Le président de DHSF souligne que dans le monde rural, le conflit agriculteur-éleveur a endeuillé beaucoup des familles. M. Layibé Tourdjoumane cite aussi le phénomène d’enlèvement des personnes contre rançons dans le Mayo-kebi Ouest. À ce phénomène, il affirme que les autorités locales sont incapables d’éradiquer cette pratique néfaste qui terrorise la population. D’après lui, au Maya-Kebi Ouest, les villages ne sont pas distants les uns des autres. « Nous sommes allés sur le terrain. Nous avons rencontré les victimes, les autorités locales et les juges. Cela m’étonnerait qu’on enlève une personne sans que les autorités ne le sachent. C’est une chaîne de complicité, certains chefs traditionnels sont impliqués », dit-il. Il témoigne qu’en dénonçant et en sensibilisant ils ont pu, avec ses collègues, démasquer des chefs de villages et des chefs de cantons qui sont directement impliqués. « Un chef de canton a été destitué de sa fonction pour cela », dit M. Layibé. Le président de DHSF annonce l’organisation à Pala, le 29 décembre une rencontre avec les victimes, la société civile, les autorités et les religieux. L’objectif dit-il, c’est de mettre fin aux enlèvements contre rançons dans cette localité.
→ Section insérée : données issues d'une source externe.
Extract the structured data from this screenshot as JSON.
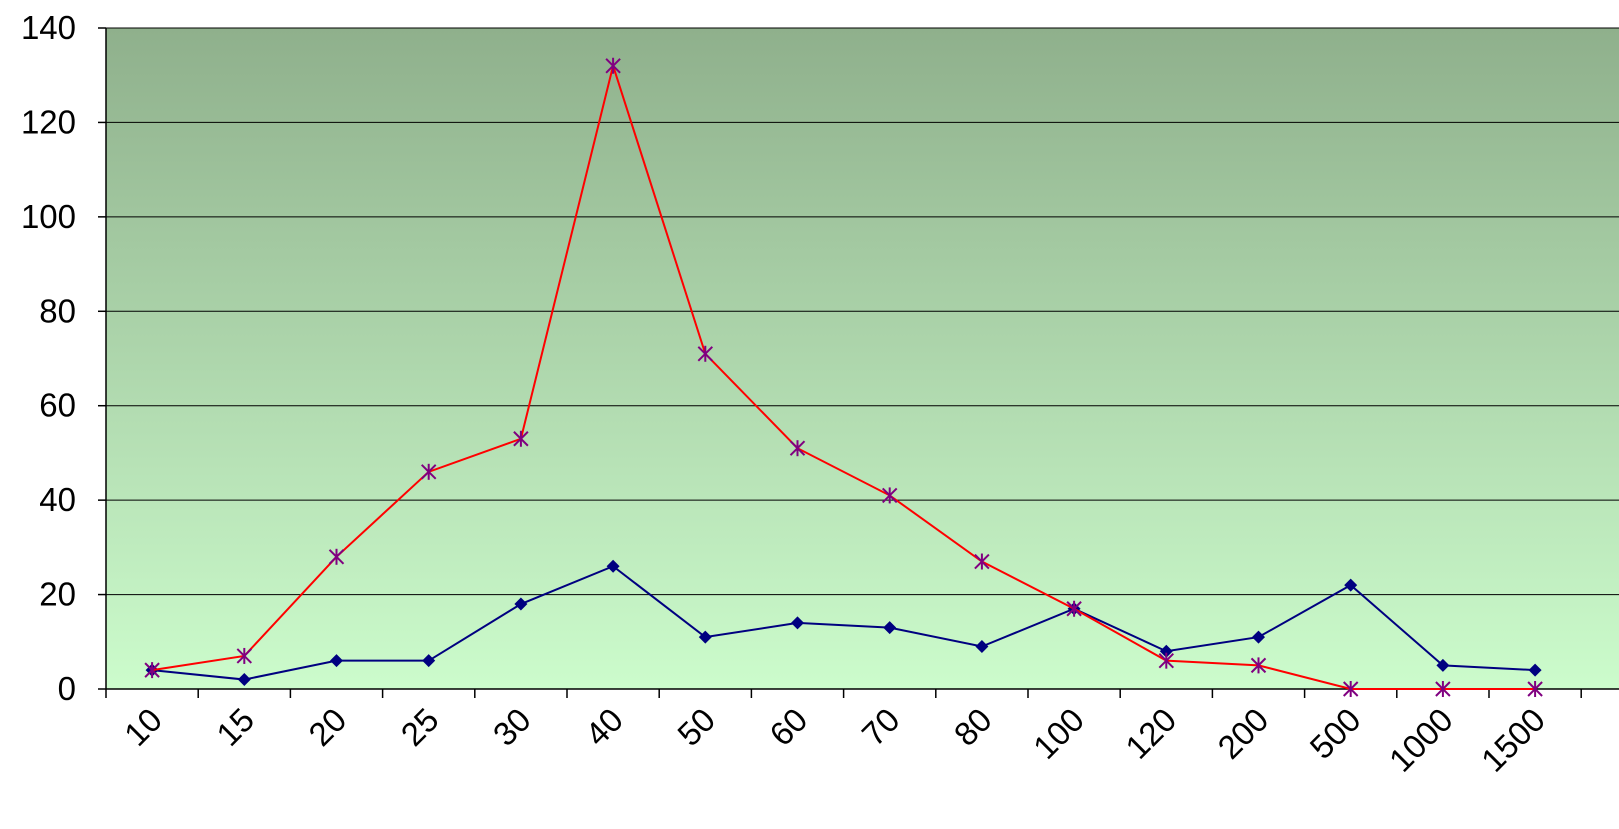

Pour l’ex SG de la Convention tchadienne des droits de l’Homme(CTDH), M. Mahamat Nour Ibédou, le bilan de la situation des droits de l’homme est assez mitigé. Il affirme que depuis la prise du pouvoir par la junte, les choses ont été difficiles au début. Selon lui, les forces vives de la nation en l’occurrence, le mouvement Wakit Tama a contesté la conduite de la transition par les militaires. « À mon avis, c’était une occasion pour le Tchad pour mettre ensemble d’une façon concertée les institutions de la transition. Malheureusement, ce n’était pas le cas, les militaires ont taillé une charte avec des zones obscures sans une perspective d’avenir précises », lâche-t-il. Cela a entraîné des contestations populaires durement réprimées avec plus de 15 morts, rappelle-t-il. Ce qui rend assez sombre la situation des droits de l’homme au Tchad, dit-il.
Pour M. Ibédou, les autorisations octroyées pour les 3 marches pacifiques de Wakit Tama ont été les premières au Tchad. C’est le résultat d’un léger respect des droits humains. « Les marches pacifiques, mêmes dans les pays évolués, l’itinéraire est toujours fixé par les autorités en charge de sécurité publique. Sauf que l’insécurité s’est accentuée et la junte a du mal à maîtriser le terrain. Ce qui risquerait d’assombrir la situation des droits de l’homme dans notre pays en cette année 2021 », dit M. Ibédou. La CTDH, assure-t-il, fera ce qui est à son pouvoir dans ce processus de transition afin que les droits humains soient respectés.